There were at least 21 reported bedbug sightings or encounters in the subway in August — including a few incidents in which a bloodsucker bit a conductor or a rider, sources said.

According to these transit insiders, there were nine sightings on N trains, three on Q trains and two on No. 6 trains.

The itch-inducing insects also were spotted once each on Nos. 3, 4, 5 and L trains, the sources said.

In addition to riding the rails, bedbugs were found in transit worker crew rooms and subway offices in Astoria, Queens, and Coney Island, Brooklyn (N and Q lines), and Euclid Ave., East New York, also in Brooklyn (A line).

The Daily News’s vermin correspondents seem to have missed the guy who said that he saw bedbugs on the 7 train.
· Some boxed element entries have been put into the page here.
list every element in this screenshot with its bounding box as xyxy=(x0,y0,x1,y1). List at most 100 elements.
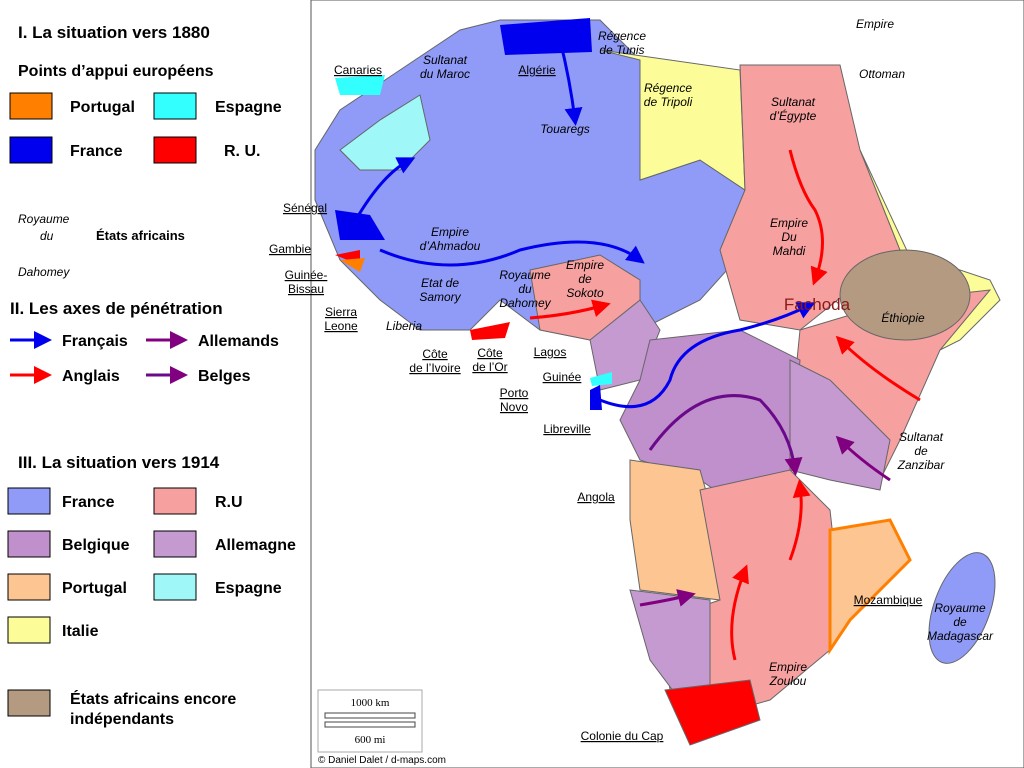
map: 1000 km 600 mi © Daniel Dalet / d-maps.c… xyxy=(269,0,1024,768)
map-label-line: de l’Ivoire xyxy=(409,361,461,375)
legend-label: Allemands xyxy=(198,333,279,350)
swatch xyxy=(7,530,51,558)
french-axis xyxy=(379,240,645,267)
german-axis xyxy=(639,589,696,607)
legend-label: R. U. xyxy=(224,143,260,160)
map-label: Empire xyxy=(856,17,894,31)
map-label-line: Empire xyxy=(431,225,469,239)
map-label-line: Canaries xyxy=(334,63,382,77)
map-label-line: Sokoto xyxy=(566,286,604,300)
map-label: Sierra Leone xyxy=(324,305,358,333)
map-label-line: Novo xyxy=(500,400,528,414)
map-label: Libreville xyxy=(543,422,591,436)
map-label-line: Samory xyxy=(419,290,461,304)
map-label-line: Algérie xyxy=(518,63,556,77)
map-label-line: de Tunis xyxy=(599,43,644,57)
map-label-line: Côte xyxy=(422,347,448,361)
map-label-line: du Maroc xyxy=(420,67,470,81)
belgian-axis xyxy=(648,394,803,476)
map-label: Porto Novo xyxy=(500,386,529,414)
map-label-line: Guinée- xyxy=(285,268,328,282)
map-label-line: Mozambique xyxy=(854,593,923,607)
map-label-line: Colonie du Cap xyxy=(581,729,664,743)
map-label: Côte de l’Ivoire xyxy=(409,347,461,375)
map-label: Touaregs xyxy=(540,122,590,136)
ethiopia xyxy=(839,249,971,341)
swatch xyxy=(7,573,51,601)
map-label: Empire d’Ahmadou xyxy=(420,225,481,253)
map-label-line: de l’Or xyxy=(472,360,507,374)
map-label-line: Ottoman xyxy=(859,67,905,81)
map-label: Guinée-Bissau xyxy=(285,268,328,296)
map-label-line: Porto xyxy=(500,386,529,400)
map-label-line: Dahomey xyxy=(499,296,551,310)
legend-label: États africains encore xyxy=(70,689,236,708)
legend-label: Portugal xyxy=(62,580,127,597)
scale-km: 1000 km xyxy=(351,697,390,709)
british-axis xyxy=(730,564,749,661)
map-label-line: de xyxy=(578,272,592,286)
madagascar xyxy=(928,552,996,664)
map-label-line: Empire xyxy=(770,216,808,230)
map-label: Sultanat de Zanzibar xyxy=(897,430,946,472)
map-label-line: Côte xyxy=(477,346,503,360)
swatch xyxy=(7,487,51,515)
map-label-line: de xyxy=(953,615,967,629)
map-label: Royaume de Madagascar xyxy=(927,601,994,643)
mozambique xyxy=(828,518,912,655)
map-label: Angola xyxy=(577,490,615,504)
map-label: Gambie xyxy=(269,242,311,256)
map-label-line: d’Ahmadou xyxy=(420,239,481,253)
legend-label: Portugal xyxy=(70,99,135,116)
swatch xyxy=(9,136,53,164)
legend-label: Belges xyxy=(198,368,251,385)
cape-colony xyxy=(664,679,761,746)
map-label: Colonie du Cap xyxy=(581,729,664,743)
legend-title: I. La situation vers 1880 xyxy=(18,23,210,42)
legend-label: R.U xyxy=(215,494,243,511)
map-label: Guinée xyxy=(543,370,582,384)
map-label-line: Mahdi xyxy=(773,244,806,258)
map-label-line: Empire xyxy=(769,660,807,674)
map-label-line: Sultanat xyxy=(423,53,468,67)
map-label: Sultanat du Maroc xyxy=(420,53,470,81)
british-axis xyxy=(788,149,828,286)
map-label-line: Libreville xyxy=(543,422,591,436)
map-label-line: Sultanat xyxy=(771,95,816,109)
legend-label: Belgique xyxy=(62,537,130,554)
gold-coast-1880 xyxy=(470,322,510,340)
map-label-line: Zanzibar xyxy=(897,458,946,472)
legend-subtitle: Points d’appui européens xyxy=(18,63,214,80)
british-axis xyxy=(529,299,611,320)
map-label: Empire de Sokoto xyxy=(566,258,604,300)
swatch xyxy=(153,92,197,120)
map-label-line: Sénégal xyxy=(283,201,327,215)
legend-label: Italie xyxy=(62,623,99,640)
legend-label: France xyxy=(62,494,115,511)
map-label-line: Empire xyxy=(566,258,604,272)
map-label-line: Sultanat xyxy=(899,430,944,444)
african-state-example: du xyxy=(40,229,54,243)
map-label-line: Guinée xyxy=(543,370,582,384)
scale-mi: 600 mi xyxy=(355,734,386,746)
map-label: Empire Zoulou xyxy=(769,660,808,688)
swatch xyxy=(7,616,51,644)
map-label: Liberia xyxy=(386,319,422,333)
map-label: Algérie xyxy=(518,63,556,77)
spanish-sahara xyxy=(339,94,431,171)
map-label-line: Zoulou xyxy=(769,674,807,688)
senegal-1880 xyxy=(335,210,385,240)
map-label: Fachoda xyxy=(784,295,851,314)
canaries xyxy=(335,75,385,95)
map-label-line: Touaregs xyxy=(540,122,590,136)
legend-label: France xyxy=(70,143,123,160)
french-axis xyxy=(558,39,583,126)
map-label-line: Bissau xyxy=(288,282,324,296)
map-label-line: du xyxy=(518,282,532,296)
map-label: Sénégal xyxy=(283,201,327,215)
guinea-bissau-1880 xyxy=(340,258,365,272)
map-label: Empire Du Mahdi xyxy=(770,216,808,258)
map-label-line: Sierra xyxy=(325,305,357,319)
map-label: Sultanat d’Égypte xyxy=(770,95,817,123)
Maybe it was a false report, and there are, in fact, no bedbugs on the 7 train. Or maybe we are now sharing our commute with so many bedbugs that it’s simply impossible to keep track of them all!

Somehow, the MTA continues to not lose its mind over this. “More than 5.8 million people ride 8,000 subway trains on an average weekday, but the MTA has found no bedbug infestations on any trains, and has found and treated bedbugs on only 16 trains,” said spokesman Adam Lisberg, who previously referred to bedbugs as “an interesting story but not a big problem.” However, he added that the agency is in the process of hiring “a recognized expert” to help resolve the issue. In the meantime, you have another reason to just go ahead and move to wherever you’re spending the holiday weekend.